Updated

Mexico's old ruling party cleared the last hurdle in regaining the presidency it held for 71 years, after the country's highest electoral court dismissed legal challenges brought by a leftist opponent trying to overturn the July 1 election.

In a unanimous ruling Thursday night, the seven-member Federal Electoral Tribunal dismissed the case and opened the door for the Institutional Revolutionary Party to retake the presidency it lost in 2000. It had ruled Mexico without interruption from 1929 to 2000.

PRI candidate Enrique Pena Nieto won the July 1 ballot by a 6.6-point margin over leftist Andres Manuel Lopez Obrador, who then challenged the results by alleging Pena Nieto engaged in widespread vote buying and campaign spending excesses

Before voting, all seven justices said they did not think supporters of Lopez Obrador had submitted convincing evidence of the alleged abuses.

"Mexico has a president elected by the people, in the person of Enrique Pena Nieto," said Justice Salvador Nava.

Justice Flavio Galvan dismissed evidence submitted by the leftist coalition regarding purported abuses by Pena Nieto's campaign as "vague, generic, imprecise." The evidence included gift cards, household goods and even farm animals purportedly given out to voters by the PRI.

Outside the courthouse, demonstrators who believe Pena Nieto got an unfair advantage from media outlets, pollsters and campaign donors reacted with outrage.

About 200 demonstrators chanted "No to imposition" and "Defend democracy," and some grabbed steel security barriers that ring the courthouse and began banging them against the building's gates. One youth group called for a "funeral march for democracy" on Friday.

Ricardo Monreal, Lopez Obrador's campaign manager, said the justices "are acting like a gang of ruffians."

The justices said some of the evidence submitted was hearsay, or unclear. For example, they said the evidence included gifts allegedly given out by Pena Nieto's party, the PRI, without proof that was where they came from or that the gifts had been given to influence votes.

Monreal complained that the justice wanted his coalition "to supply not just the evidence, but the victims and criminals" as well.

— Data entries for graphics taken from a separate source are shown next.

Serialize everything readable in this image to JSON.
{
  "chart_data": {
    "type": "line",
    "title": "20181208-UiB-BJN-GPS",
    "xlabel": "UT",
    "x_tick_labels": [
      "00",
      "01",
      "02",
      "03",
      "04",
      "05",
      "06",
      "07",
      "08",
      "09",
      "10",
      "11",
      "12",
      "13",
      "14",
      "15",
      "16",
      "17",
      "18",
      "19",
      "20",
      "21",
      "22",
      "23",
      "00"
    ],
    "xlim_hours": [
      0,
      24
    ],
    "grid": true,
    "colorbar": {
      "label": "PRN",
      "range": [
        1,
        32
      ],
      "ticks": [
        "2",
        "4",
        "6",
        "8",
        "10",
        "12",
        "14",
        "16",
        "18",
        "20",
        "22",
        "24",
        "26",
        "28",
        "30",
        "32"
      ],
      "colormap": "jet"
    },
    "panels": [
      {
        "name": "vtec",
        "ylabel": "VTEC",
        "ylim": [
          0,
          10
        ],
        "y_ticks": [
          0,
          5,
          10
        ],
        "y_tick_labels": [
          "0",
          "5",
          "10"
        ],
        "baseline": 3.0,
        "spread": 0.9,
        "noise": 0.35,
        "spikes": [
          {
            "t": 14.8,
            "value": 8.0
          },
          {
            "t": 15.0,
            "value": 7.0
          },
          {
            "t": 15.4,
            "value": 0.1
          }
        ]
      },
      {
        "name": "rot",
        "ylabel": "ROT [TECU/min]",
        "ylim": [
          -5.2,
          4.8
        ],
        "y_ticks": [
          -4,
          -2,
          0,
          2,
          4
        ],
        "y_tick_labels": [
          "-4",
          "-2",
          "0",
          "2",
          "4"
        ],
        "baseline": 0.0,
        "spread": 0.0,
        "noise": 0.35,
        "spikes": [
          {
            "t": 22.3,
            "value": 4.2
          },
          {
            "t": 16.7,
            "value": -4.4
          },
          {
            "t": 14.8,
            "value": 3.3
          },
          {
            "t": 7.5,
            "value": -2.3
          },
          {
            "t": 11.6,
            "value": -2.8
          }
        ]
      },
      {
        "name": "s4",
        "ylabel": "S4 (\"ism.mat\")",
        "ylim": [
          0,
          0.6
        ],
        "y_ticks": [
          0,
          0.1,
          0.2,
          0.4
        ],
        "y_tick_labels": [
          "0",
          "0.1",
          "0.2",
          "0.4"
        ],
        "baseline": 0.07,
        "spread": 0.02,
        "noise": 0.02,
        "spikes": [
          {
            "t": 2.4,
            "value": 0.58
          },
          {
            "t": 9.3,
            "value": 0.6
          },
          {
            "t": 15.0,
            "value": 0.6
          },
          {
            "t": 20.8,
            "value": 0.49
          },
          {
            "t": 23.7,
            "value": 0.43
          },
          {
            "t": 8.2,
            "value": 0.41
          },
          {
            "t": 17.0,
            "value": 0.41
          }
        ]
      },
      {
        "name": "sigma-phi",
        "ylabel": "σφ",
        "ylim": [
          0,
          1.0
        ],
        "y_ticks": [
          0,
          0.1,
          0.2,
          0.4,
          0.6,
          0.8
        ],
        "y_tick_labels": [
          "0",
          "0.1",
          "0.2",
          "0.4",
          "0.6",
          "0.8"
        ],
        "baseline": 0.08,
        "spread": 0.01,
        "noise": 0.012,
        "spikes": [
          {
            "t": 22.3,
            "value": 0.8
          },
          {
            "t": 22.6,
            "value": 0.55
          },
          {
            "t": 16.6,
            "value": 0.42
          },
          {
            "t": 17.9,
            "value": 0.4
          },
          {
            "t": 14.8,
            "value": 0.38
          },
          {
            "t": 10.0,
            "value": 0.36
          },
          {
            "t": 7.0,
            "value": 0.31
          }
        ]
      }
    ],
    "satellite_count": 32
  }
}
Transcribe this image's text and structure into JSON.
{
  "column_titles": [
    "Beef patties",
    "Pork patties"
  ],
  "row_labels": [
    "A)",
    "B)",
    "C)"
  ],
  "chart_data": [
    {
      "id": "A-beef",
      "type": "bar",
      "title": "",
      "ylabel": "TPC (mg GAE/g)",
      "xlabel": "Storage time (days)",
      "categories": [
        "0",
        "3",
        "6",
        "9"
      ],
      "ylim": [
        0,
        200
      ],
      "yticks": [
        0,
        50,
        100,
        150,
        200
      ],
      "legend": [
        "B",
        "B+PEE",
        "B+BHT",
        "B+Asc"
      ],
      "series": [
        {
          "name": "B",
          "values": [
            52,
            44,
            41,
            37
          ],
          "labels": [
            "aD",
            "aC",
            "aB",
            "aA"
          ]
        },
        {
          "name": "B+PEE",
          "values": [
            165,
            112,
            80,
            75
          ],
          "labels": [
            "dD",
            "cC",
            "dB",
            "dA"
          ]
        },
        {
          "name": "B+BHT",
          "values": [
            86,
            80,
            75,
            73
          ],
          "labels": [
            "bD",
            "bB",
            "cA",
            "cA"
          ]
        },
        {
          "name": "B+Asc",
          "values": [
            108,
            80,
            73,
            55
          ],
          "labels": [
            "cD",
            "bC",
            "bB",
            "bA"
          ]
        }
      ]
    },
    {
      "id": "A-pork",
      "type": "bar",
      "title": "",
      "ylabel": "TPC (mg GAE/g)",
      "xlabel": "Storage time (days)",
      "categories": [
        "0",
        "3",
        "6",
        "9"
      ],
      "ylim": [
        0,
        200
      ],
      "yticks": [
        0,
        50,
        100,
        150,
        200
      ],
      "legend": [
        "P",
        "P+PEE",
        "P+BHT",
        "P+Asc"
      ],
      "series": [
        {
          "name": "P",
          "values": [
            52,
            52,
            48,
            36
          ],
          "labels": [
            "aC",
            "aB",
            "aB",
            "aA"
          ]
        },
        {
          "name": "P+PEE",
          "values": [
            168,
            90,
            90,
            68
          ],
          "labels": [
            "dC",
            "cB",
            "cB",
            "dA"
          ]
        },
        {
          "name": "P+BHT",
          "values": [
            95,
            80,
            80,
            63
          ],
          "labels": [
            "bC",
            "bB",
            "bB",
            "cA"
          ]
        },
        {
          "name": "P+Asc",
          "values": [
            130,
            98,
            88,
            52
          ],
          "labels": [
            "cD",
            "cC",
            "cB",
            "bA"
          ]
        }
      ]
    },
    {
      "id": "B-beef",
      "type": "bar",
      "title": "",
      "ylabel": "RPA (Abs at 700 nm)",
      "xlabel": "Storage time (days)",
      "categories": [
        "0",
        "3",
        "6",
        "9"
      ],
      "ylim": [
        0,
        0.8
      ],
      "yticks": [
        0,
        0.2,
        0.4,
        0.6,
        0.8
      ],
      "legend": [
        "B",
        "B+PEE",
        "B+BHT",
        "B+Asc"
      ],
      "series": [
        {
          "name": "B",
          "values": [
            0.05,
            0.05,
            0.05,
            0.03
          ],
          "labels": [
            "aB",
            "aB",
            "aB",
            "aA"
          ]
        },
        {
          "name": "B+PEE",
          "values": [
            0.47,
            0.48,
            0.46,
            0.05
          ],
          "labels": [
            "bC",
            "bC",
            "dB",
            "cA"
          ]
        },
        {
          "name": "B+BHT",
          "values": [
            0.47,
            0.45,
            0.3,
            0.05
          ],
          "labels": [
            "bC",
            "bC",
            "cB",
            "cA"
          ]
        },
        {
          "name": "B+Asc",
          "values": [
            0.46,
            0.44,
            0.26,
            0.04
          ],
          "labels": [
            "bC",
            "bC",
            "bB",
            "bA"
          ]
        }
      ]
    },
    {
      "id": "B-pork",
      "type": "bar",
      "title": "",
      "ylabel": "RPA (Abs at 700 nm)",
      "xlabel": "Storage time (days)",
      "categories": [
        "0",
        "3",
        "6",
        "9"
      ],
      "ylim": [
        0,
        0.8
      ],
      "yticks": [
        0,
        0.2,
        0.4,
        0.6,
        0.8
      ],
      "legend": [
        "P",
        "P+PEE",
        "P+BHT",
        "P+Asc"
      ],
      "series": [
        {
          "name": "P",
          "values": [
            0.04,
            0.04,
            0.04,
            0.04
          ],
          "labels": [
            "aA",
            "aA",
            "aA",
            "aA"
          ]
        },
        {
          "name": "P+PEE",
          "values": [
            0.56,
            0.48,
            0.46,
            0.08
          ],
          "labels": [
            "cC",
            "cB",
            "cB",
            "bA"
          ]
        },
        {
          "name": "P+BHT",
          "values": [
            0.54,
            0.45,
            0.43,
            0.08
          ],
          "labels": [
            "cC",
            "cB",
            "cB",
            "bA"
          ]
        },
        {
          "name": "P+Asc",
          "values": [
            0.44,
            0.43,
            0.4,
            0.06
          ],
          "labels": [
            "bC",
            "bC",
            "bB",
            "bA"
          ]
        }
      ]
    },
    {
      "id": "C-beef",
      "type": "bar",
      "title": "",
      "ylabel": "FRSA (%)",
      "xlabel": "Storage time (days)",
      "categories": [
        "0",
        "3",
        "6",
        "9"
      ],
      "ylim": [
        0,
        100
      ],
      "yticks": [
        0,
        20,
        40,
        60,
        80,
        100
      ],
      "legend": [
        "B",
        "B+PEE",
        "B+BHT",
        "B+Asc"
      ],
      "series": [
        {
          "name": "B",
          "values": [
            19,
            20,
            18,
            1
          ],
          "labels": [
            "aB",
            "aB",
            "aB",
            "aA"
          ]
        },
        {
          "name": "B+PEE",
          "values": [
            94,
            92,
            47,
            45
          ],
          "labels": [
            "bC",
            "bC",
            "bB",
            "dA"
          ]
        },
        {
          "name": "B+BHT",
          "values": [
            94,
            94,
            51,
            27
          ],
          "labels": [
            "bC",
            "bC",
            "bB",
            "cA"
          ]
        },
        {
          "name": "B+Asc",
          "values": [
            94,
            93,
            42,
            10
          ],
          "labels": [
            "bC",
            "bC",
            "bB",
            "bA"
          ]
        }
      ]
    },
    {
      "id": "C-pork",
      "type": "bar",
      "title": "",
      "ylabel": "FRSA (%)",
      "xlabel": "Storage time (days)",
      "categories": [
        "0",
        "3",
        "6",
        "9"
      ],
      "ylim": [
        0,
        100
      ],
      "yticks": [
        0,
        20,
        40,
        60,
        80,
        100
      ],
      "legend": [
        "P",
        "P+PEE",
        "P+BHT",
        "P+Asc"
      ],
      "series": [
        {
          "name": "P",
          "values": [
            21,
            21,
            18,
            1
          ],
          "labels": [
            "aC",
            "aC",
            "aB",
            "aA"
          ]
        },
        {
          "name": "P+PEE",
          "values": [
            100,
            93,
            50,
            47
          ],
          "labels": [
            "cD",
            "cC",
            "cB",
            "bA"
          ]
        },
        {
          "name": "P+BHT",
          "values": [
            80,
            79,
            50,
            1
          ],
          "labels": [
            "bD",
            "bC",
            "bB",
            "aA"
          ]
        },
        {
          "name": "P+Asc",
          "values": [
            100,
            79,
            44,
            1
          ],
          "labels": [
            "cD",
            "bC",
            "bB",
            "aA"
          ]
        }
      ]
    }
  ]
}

The court appeared to have done little if any of its own investigation of the accusations, which centered on hundreds and possibly thousands of pre-paid gift cards that shoppers at a Mexican grocery store chain said they were given by Pena Nieto's party before the election.

The Associated Press interviewed about a half dozen people among shoppers who mobbed one Soriana store two days after the elections to redeem the cards; almost all said PRI supporters had given them the cards, expecting they would vote for the party.

The court did not apparently interview any card recipients. Galvan said only that "there is no proof of vote-buying."

"It has not been demonstrated that they (the cards) were given to citizens, or if that occurred, that it was done on condition they vote for a given candidate," Galvan said.

Justice Pedro Penagos agreed, saying: "Even though the existence of the Soriana cards is proven ... it has not been proven they were handed out, nor that they were in exchange for votes for Enrique Pena Nieto."

Pena Nieto commented in his Twitter account that "now is the time to start a new stage of work, for the good of Mexico."

PRI party spokesman Eduardo Sanchez said that "the (electoral) competition has ended and starting today, we have to work together."

"In the PRI, we are aware there very talented and valuable people in all the political parties, with very good ideas and solution to our problems, and we are ready to sit down with them to talk," Sanchez said.

The court's ruling also came as electoral authorities are still investigating whether Pena Nieto's campaign had exceeded campaign spending limits. To outsiders, it appeared much better funded than his rivals'.

The justices said those investigations can continue, but wouldn't be grounds for overturning the vote.

The ruling by the full court, expected later Thursday, would be the final step before what is widely expected to be the tribunal's confirmation of Pena Nieto's victory.

According to the official count, Pena Nieto won 38 percent of the votes, followed by Lopez Obrador of the leftist Democratic Revolution Party at about 31 percent.

The PRI has denied wrongdoing. A confirmation of its victory would end a 12-year PRI absence from Mexico's highest office, which it held without interruption from 1929 to 2000.